To achieve a fast regulated cellular response resulting in the release of a protein, we decided to mimic the release of insulin from beta cells where the protein of interest is pre-formed and present in the cell in secretory granules. In contrast to the specialized storage and release mechanism of insulin from beta cells we wanted to develop a more general and modular solution by making use of components already existing in different types of cells. Additionally, there should be minimal leakage from the protein depot in the uninduced state and after induction secretion from the cell should be fast.

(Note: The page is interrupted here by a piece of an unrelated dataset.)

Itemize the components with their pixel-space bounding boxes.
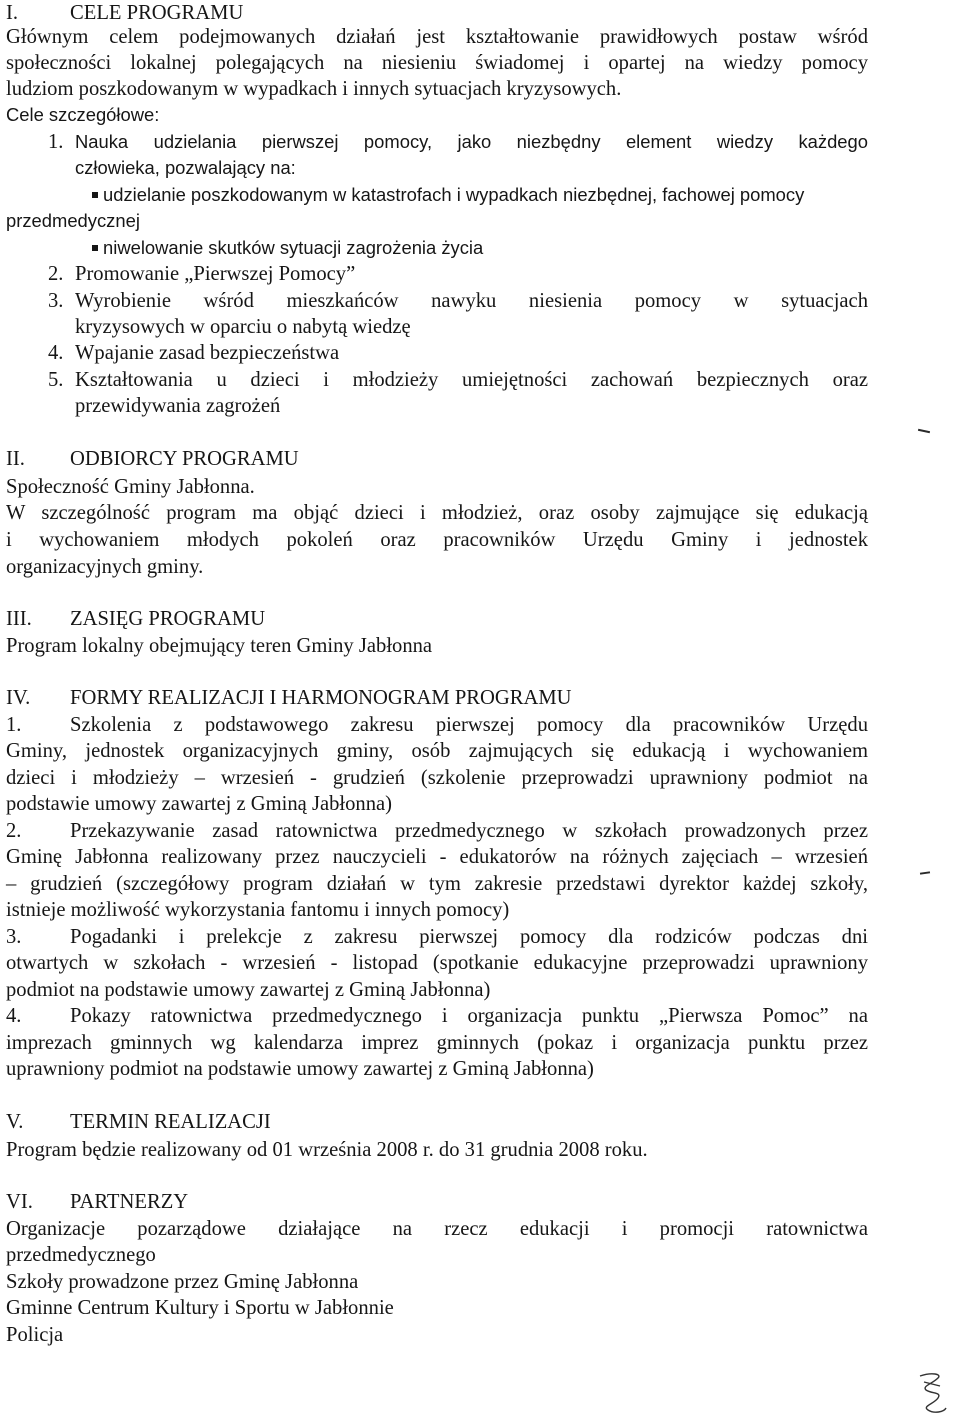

Many proteins that reside on the membrane or in the lumen of the ER contain short peptide signals. Proteins present in the lumen of the ER contain a KDEL C-terminal sequence
(Lys-Asp-Glu-Leu) while type I transmembrane (TM) proteins contain a dilysine (KKXX) motif on their C-terminus (cytosolic side).
Our idea was that if we proteolytically remove the retention signal, the protein of interest would no longer be retrieved back to the ER and could be secreted from the cell. To achieve this we designed two types of secretory reporters, one type based on the luminal retention using KDEL sequence and the other based on the transmembrane retention with a KKMP sequence. In each case, the retention sequence was preceded by a TEVp cleavage site to allow for inducible secretion, which could be replaced by any other peptide target of our orthogonal protease set.